Download or read book Making Sense written by Simon Penny and published by Mit Press. This book was released on 2017 with total page 544 pages. Available in PDF, EPUB and Kindle. Book excerpt: Why embodied approaches to cognition are better able to address the performative dimensions of art than the dualistic conceptions fundamental to theories of digital computing. In Making Sense, Simon Penny proposes that internalist conceptions of cognition have minimal purchase on embodied cognitive practices. Much of the cognition involved in arts practices remains invisible under such a paradigm. Penny argues that the mind-body dualism of Western humanist philosophy is inadequate for addressing performative practices. Ideas of cognition as embodied and embedded provide a basis for the development of new ways of speaking about the embodied and situated intelligences of the arts.
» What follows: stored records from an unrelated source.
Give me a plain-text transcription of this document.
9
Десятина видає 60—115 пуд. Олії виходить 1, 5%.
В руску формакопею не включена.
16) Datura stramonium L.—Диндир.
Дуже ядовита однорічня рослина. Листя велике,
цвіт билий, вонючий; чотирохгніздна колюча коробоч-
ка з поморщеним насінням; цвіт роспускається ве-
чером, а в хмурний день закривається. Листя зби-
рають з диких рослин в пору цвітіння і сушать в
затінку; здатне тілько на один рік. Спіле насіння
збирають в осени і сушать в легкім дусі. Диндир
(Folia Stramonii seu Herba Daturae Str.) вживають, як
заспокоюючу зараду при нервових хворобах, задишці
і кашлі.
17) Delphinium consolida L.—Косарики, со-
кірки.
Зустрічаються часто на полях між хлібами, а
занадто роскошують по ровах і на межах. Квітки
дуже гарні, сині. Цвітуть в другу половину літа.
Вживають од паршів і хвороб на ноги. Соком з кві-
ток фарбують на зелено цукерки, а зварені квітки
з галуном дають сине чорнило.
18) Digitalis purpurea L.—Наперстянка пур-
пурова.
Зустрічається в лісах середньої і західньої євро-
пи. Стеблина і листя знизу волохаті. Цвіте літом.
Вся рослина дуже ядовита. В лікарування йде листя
Penny argues this perspective is particularly relevant to media arts practices. Penny takes a radically interdisciplinary approach, drawing on philosophy, biology, psychology, cognitive science, neuroscience, cybernetics, artificial intelligence, critical theory, and other fields. He argues that computationalist cognitive rhetoric, with its assumption of mind-body (and software-hardware) dualism, cannot account for the quintessentially performative qualities of arts practices. He reviews post-cognitivist paradigms including situated, distributed, embodied, and enactive, and relates these to discussions of arts and cultural practices in general. Penny emphasizes the way real time computing facilitates new modalities of dynamical, generative and interactive arts practices. He proposes that conventional aesthetics (of the plastic arts) cannot address these new forms and argues for a new "performative aesthetics." Viewing these practices from embodied, enactive, and situated perspectives allows us to recognize the embodied and performative qualities of the "intelligences of the arts."